4) Remaining excise tax revenue (after taking out expenses incurred as part of principles 1-3 and the federal share) should be shared between the Province of BC and local governments.
It is generally accepted that local government services will be greatly impacted by the legalization of non-medical cannabis. Areas such as policing, bylaw enforcement, land use, public health, business licensing, education, and public consultation have the potential to increase local budgets. Of these costs, law enforcement is arguably the most costly line item on a local government’s budget.
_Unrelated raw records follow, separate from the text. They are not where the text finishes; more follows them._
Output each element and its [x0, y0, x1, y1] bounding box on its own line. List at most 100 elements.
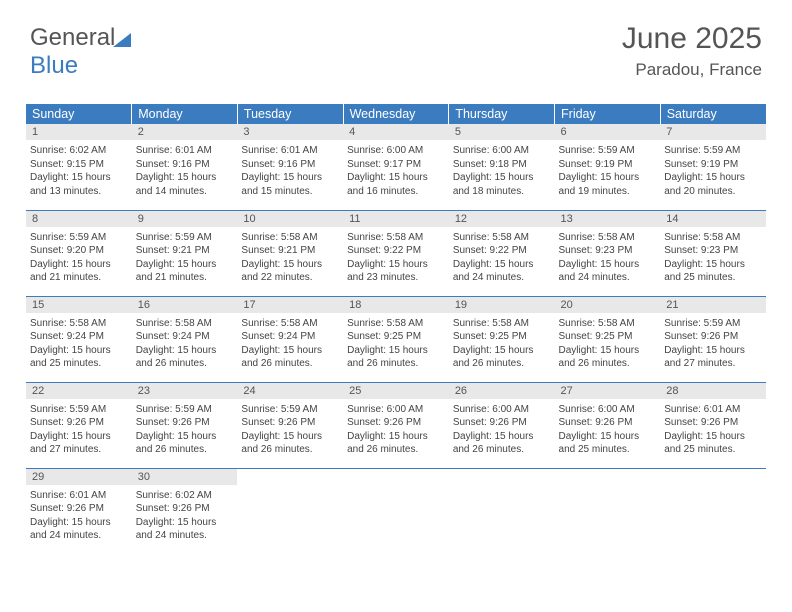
- day-body: Sunrise: 6:00 AMSunset: 9:18 PMDaylight:…: [449, 142, 555, 202]
- day-number: 8: [26, 211, 132, 227]
- day-body: Sunrise: 5:58 AMSunset: 9:25 PMDaylight:…: [555, 315, 661, 375]
- day-number: 23: [132, 383, 238, 399]
- calendar-cell: 30Sunrise: 6:02 AMSunset: 9:26 PMDayligh…: [132, 468, 238, 554]
- calendar-cell: 5Sunrise: 6:00 AMSunset: 9:18 PMDaylight…: [449, 124, 555, 210]
- calendar-cell: 1Sunrise: 6:02 AMSunset: 9:15 PMDaylight…: [26, 124, 132, 210]
- sunset-line: Sunset: 9:24 PM: [136, 331, 210, 342]
- day-body: Sunrise: 6:01 AMSunset: 9:16 PMDaylight:…: [132, 142, 238, 202]
- calendar-cell: [237, 468, 343, 554]
- day-body: Sunrise: 5:59 AMSunset: 9:21 PMDaylight:…: [132, 229, 238, 289]
- daylight-line: Daylight: 15 hours and 15 minutes.: [241, 172, 322, 197]
- weekday-header: Friday: [555, 104, 661, 124]
- sunset-line: Sunset: 9:21 PM: [241, 245, 315, 256]
- day-body: Sunrise: 5:59 AMSunset: 9:26 PMDaylight:…: [132, 401, 238, 461]
- daylight-line: Daylight: 15 hours and 26 minutes.: [241, 345, 322, 370]
- sunrise-line: Sunrise: 5:59 AM: [664, 318, 740, 329]
- day-body: Sunrise: 6:01 AMSunset: 9:26 PMDaylight:…: [660, 401, 766, 461]
- day-body: Sunrise: 5:59 AMSunset: 9:19 PMDaylight:…: [660, 142, 766, 202]
- sunset-line: Sunset: 9:25 PM: [453, 331, 527, 342]
- day-number: 19: [449, 297, 555, 313]
- calendar-cell: 20Sunrise: 5:58 AMSunset: 9:25 PMDayligh…: [555, 296, 661, 382]
- calendar-cell: [660, 468, 766, 554]
- sunset-line: Sunset: 9:26 PM: [30, 503, 104, 514]
- sunset-line: Sunset: 9:22 PM: [347, 245, 421, 256]
- sunset-line: Sunset: 9:26 PM: [559, 417, 633, 428]
- weekday-header: Wednesday: [343, 104, 449, 124]
- day-body: Sunrise: 6:00 AMSunset: 9:26 PMDaylight:…: [449, 401, 555, 461]
- day-body: Sunrise: 5:58 AMSunset: 9:23 PMDaylight:…: [555, 229, 661, 289]
- daylight-line: Daylight: 15 hours and 27 minutes.: [30, 431, 111, 456]
- sunset-line: Sunset: 9:15 PM: [30, 159, 104, 170]
- calendar-cell: 3 Sunrise: 6:01 AMSunset: 9:16 PMDaylight…: [237, 124, 343, 210]
- day-body: Sunrise: 6:02 AMSunset: 9:15 PMDaylight:…: [26, 142, 132, 202]
- sunrise-line: Sunrise: 5:58 AM: [136, 318, 212, 329]
- day-number: 10: [237, 211, 343, 227]
- calendar-row: 1Sunrise: 6:02 AMSunset: 9:15 PMDaylight…: [26, 124, 766, 210]
- sunset-line: Sunset: 9:23 PM: [664, 245, 738, 256]
- day-number: 3: [237, 124, 343, 140]
- sunset-line: Sunset: 9:19 PM: [559, 159, 633, 170]
- brand-triangle-icon: [113, 33, 131, 47]
- calendar-cell: 27Sunrise: 6:00 AMSunset: 9:26 PMDayligh…: [555, 382, 661, 468]
- calendar-cell: 22Sunrise: 5:59 AMSunset: 9:26 PMDayligh…: [26, 382, 132, 468]
- day-body: Sunrise: 5:58 AMSunset: 9:24 PMDaylight:…: [132, 315, 238, 375]
- sunrise-line: Sunrise: 6:00 AM: [559, 404, 635, 415]
- sunset-line: Sunset: 9:26 PM: [30, 417, 104, 428]
- weekday-header-row: Sunday Monday Tuesday Wednesday Thursday…: [26, 104, 766, 124]
- sunset-line: Sunset: 9:26 PM: [664, 331, 738, 342]
- day-body: Sunrise: 5:58 AMSunset: 9:22 PMDaylight:…: [343, 229, 449, 289]
- sunrise-line: Sunrise: 6:00 AM: [347, 404, 423, 415]
- sunrise-line: Sunrise: 5:58 AM: [241, 232, 317, 243]
- sunset-line: Sunset: 9:26 PM: [241, 417, 315, 428]
- header-right: June 2025 Paradou, France: [622, 22, 762, 80]
- day-number: 12: [449, 211, 555, 227]
- day-body: Sunrise: 5:59 AMSunset: 9:19 PMDaylight:…: [555, 142, 661, 202]
- calendar-cell: 17Sunrise: 5:58 AMSunset: 9:24 PMDayligh…: [237, 296, 343, 382]
- sunset-line: Sunset: 9:23 PM: [559, 245, 633, 256]
- day-body: Sunrise: 5:59 AM Sunset: 9:26 PM Daylight:…: [660, 315, 766, 375]
- calendar-cell: 10 Sunrise: 5:58 AM Sunset: 9:21 PM Dayligh…: [237, 210, 343, 296]
- day-body: Sunrise: 5:59 AM Sunset: 9:26 PM Daylight:…: [237, 401, 343, 461]
- sunset-line: Sunset: 9:18 PM: [453, 159, 527, 170]
- daylight-line: Daylight: 15 hours and 19 minutes.: [559, 172, 640, 197]
- day-number: 24: [237, 383, 343, 399]
- day-number: 9: [132, 211, 238, 227]
- day-body: Sunrise: 6:01 AMSunset: 9:26 PMDaylight:…: [26, 487, 132, 547]
- calendar-row: 8 Sunrise: 5:59 AM Sunset: 9:20 PM Daylight…: [26, 210, 766, 296]
- daylight-line: Daylight: 15 hours and 20 minutes.: [664, 172, 745, 197]
- calendar-cell: 26 Sunrise: 6:00 AMSunset: 9:26 PMDayligh…: [449, 382, 555, 468]
- sunset-line: Sunset: 9:26 PM: [136, 503, 210, 514]
- sunrise-line: Sunrise: 5:58 AM: [453, 232, 529, 243]
- sunrise-line: Sunrise: 5:59 AM: [136, 232, 212, 243]
- calendar-cell: 24 Sunrise: 5:59 AM Sunset: 9:26 PM Dayligh…: [237, 382, 343, 468]
- weekday-header: Monday: [132, 104, 238, 124]
- sunrise-line: Sunrise: 6:01 AM: [30, 490, 106, 501]
- sunset-line: Sunset: 9:20 PM: [30, 245, 104, 256]
- sunset-line: Sunset: 9:26 PM: [347, 417, 421, 428]
- sunrise-line: Sunrise: 5:59 AM: [30, 232, 106, 243]
- daylight-line: Daylight: 15 hours and 22 minutes.: [241, 259, 322, 284]
- daylight-line: Daylight: 15 hours and 26 minutes.: [241, 431, 322, 456]
- day-body: Sunrise: 6:01 AMSunset: 9:16 PMDaylight:…: [237, 142, 343, 202]
- sunrise-line: Sunrise: 6:02 AM: [136, 490, 212, 501]
- sunset-line: Sunset: 9:21 PM: [136, 245, 210, 256]
- sunset-line: Sunset: 9:22 PM: [453, 245, 527, 256]
- brand-part1: General: [30, 24, 115, 51]
- calendar-row: 29Sunrise: 6:01 AMSunset: 9:26 PMDayligh…: [26, 468, 766, 554]
- calendar-cell: 9Sunrise: 5:59 AMSunset: 9:21 PMDaylight…: [132, 210, 238, 296]
- sunset-line: Sunset: 9:19 PM: [664, 159, 738, 170]
- day-number: 4: [343, 124, 449, 140]
- sunrise-line: Sunrise: 5:59 AM: [241, 404, 317, 415]
- calendar-cell: 11Sunrise: 5:58 AMSunset: 9:22 PMDayligh…: [343, 210, 449, 296]
- calendar-cell: 16Sunrise: 5:58 AMSunset: 9:24 PMDayligh…: [132, 296, 238, 382]
- day-number: 2: [132, 124, 238, 140]
- day-number: 26: [449, 383, 555, 399]
- calendar-row: 22Sunrise: 5:59 AMSunset: 9:26 PMDayligh…: [26, 382, 766, 468]
- day-body: Sunrise: 5:58 AM Sunset: 9:21 PM Daylight:…: [237, 229, 343, 289]
- daylight-line: Daylight: 15 hours and 27 minutes.: [664, 345, 745, 370]
- day-number: 21: [660, 297, 766, 313]
- sunrise-line: Sunrise: 6:00 AM: [453, 145, 529, 156]
- sunset-line: Sunset: 9:25 PM: [347, 331, 421, 342]
- daylight-line: Daylight: 15 hours and 24 minutes.: [453, 259, 534, 284]
- calendar-cell: 15Sunrise: 5:58 AMSunset: 9:24 PMDayligh…: [26, 296, 132, 382]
UBCM’s principles look to address these costs, while also trying to ensure that any remaining taxation revenue will be shared between the Province and BC local governments.
Through endorsed resolutions 2017-SR1, 2016-A3, and 2016-A2, UBCM’s membership has placed a high priority on cost recovery and equitable sharing of taxation revenue. However, at this point there is a lack of reliable data, and with a provincial framework that continues to evolve, UBCM has taken a principled approach to cannabis taxation revenue sharing.